Abstract
With the rapid development of industries and corporate sectors, the amount of data that is generated is increasing exponentially. Data collection has reached almost every corner of the technologies we are using. Many businesses are using this data to make better decisions to improve profits and customer satisfaction; governments are taking optimal steps to improve public services by using collected data. Scientists need data to conduct research and extract new discoveries; even a typical individual uses data to personalize their experiences. Data has become a primary source of progress and innovation in today’s world. These data can be in many forms: text, numbers, images, video, audio, etc. Not all the data can be understood by just looking at it. Thus, data requires visualization, which involves making meaningful charts that extract underlying insights from the data.
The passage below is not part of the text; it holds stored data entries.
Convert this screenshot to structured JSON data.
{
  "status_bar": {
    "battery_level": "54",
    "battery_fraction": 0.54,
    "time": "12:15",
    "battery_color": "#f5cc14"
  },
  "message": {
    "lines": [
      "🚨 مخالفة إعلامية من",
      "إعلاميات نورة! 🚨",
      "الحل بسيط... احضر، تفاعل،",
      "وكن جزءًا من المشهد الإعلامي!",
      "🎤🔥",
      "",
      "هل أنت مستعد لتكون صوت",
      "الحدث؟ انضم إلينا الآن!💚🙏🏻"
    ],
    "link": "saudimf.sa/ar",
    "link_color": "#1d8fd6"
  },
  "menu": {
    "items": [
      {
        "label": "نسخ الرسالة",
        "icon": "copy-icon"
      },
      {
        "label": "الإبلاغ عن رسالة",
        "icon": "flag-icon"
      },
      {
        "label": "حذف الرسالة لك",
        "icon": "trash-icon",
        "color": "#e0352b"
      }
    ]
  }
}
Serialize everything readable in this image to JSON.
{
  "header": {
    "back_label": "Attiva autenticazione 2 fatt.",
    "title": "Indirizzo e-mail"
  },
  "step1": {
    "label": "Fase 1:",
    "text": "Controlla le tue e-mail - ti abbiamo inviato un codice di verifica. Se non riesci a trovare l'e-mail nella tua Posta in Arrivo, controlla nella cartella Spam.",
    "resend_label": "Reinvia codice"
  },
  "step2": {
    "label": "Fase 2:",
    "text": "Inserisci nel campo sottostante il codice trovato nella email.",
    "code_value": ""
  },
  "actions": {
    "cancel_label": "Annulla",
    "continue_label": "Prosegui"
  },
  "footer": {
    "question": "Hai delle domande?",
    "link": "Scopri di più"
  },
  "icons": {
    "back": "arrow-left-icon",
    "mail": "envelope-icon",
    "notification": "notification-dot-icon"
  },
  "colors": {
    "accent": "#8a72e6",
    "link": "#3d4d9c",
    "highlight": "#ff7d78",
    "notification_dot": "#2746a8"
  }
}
These visualizations minimize users’ effort to understand the data and its underlying trends and patterns and can improve user comprehension. However, for some people who have full or partial visual disabilities, it can be challenging to understand these visualizations.
The LINECAP, a novel figure captioning dataset that is used in this project, has a collection of line charts. Each line chart has a human-generated summary or caption and a number that indicates the number of lines in the chart attached to it. This dataset has been used to develop machine learning models that predict the count of lines and summary for these line charts. This captioning dataset contains a total of 3528 line chart images. Instead of trying to look and understand the chart, these models can be used to summarize the line chart and predict the count of lines in the line charts.
This project focuses on building machine learning models that process these line chart images and generate results that help people with visual impairment comprehend these charts. The Line count prediction model uses the DenseNet architecture for the image feature extraction. The second model, the Line caption generation model, comprises the transformer architecture as the language modeling. This project also aims to cover the web application that works alongside these models and use them for generating summaries for the line charts.